Download or read book Public Health Law written by John Coggon and published by Routledge. This book was released on 2016-12-08 with total page 396 pages. Available in PDF, EPUB and Kindle. Book excerpt: Public health activity, and the state’s public health responsibilities to assure the conditions in which people can be healthy, can only be achieved through different means of social coordination. This places law and regulation at the heart of public health. They are fundamental both to methods of achieving public health goals and to constraints that may be put on public health activity. As such, trainees, practitioners, and leaders in public health need to understand the breadth and nature of wide-ranging legal and regulatory approaches and the place of ethics in public health. Public Health Law, written by three leading scholars in the field, defines and examines this crucial area of study and practice. It advances an agenda whose scope extends far beyond that covered in traditional medical law and health care law texts.

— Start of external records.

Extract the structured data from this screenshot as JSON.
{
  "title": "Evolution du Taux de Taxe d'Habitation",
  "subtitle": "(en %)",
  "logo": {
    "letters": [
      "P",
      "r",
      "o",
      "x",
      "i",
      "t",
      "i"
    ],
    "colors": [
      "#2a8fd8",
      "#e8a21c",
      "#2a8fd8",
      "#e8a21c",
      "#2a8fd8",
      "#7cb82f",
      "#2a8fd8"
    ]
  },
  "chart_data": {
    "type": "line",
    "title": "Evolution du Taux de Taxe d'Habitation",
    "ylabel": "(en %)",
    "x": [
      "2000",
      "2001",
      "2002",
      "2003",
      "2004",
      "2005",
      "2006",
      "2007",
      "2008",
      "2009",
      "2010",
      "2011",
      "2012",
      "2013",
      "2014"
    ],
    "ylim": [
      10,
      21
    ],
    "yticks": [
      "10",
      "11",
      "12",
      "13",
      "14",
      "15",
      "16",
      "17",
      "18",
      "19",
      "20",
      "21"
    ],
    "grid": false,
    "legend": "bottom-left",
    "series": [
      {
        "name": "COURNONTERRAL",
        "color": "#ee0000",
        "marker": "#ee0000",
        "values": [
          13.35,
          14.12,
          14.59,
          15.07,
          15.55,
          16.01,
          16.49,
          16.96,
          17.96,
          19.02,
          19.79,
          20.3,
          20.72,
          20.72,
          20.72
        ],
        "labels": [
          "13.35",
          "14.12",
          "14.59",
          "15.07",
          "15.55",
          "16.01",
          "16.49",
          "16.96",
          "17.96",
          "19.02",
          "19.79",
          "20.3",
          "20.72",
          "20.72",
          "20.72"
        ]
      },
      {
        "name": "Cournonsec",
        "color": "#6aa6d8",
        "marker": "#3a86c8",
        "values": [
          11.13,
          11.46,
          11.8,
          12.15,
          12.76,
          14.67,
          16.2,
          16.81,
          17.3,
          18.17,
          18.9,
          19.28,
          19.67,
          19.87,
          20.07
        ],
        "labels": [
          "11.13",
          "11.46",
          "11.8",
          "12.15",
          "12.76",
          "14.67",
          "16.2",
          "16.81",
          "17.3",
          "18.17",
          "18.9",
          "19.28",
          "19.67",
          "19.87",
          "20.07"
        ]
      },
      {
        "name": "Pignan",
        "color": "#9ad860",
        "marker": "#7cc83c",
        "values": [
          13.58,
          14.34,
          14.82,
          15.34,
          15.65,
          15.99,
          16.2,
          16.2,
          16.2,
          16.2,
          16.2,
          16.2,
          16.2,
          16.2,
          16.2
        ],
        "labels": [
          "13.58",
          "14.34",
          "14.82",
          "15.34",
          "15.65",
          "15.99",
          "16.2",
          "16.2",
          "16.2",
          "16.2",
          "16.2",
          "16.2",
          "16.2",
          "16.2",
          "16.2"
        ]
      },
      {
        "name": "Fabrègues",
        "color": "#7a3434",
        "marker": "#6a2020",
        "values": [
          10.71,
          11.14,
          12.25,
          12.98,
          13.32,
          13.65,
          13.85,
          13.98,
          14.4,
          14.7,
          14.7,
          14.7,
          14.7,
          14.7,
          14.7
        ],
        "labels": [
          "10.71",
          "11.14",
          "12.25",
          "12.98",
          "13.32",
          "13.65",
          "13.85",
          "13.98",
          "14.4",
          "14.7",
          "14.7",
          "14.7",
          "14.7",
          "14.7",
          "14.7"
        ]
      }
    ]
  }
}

The authors provide an account of the scale of contemporary public health policy and practice and explain its philosophical depths and implications and its long legislative and regulatory history. They advance a definition of the field and explore how different legal approaches may serve and advance or constrain and delimit public health agendas. This ground-breaking book presents the field of public health ethics and law and goes on to examine the impact within the UK of private law, criminal law, public law, EU and international law, and ‘softer’ regulatory approaches. It is a primary point of reference for scholars, practitioners, and leaders working in public health, particularly those with an interest in law, policy, and ethics.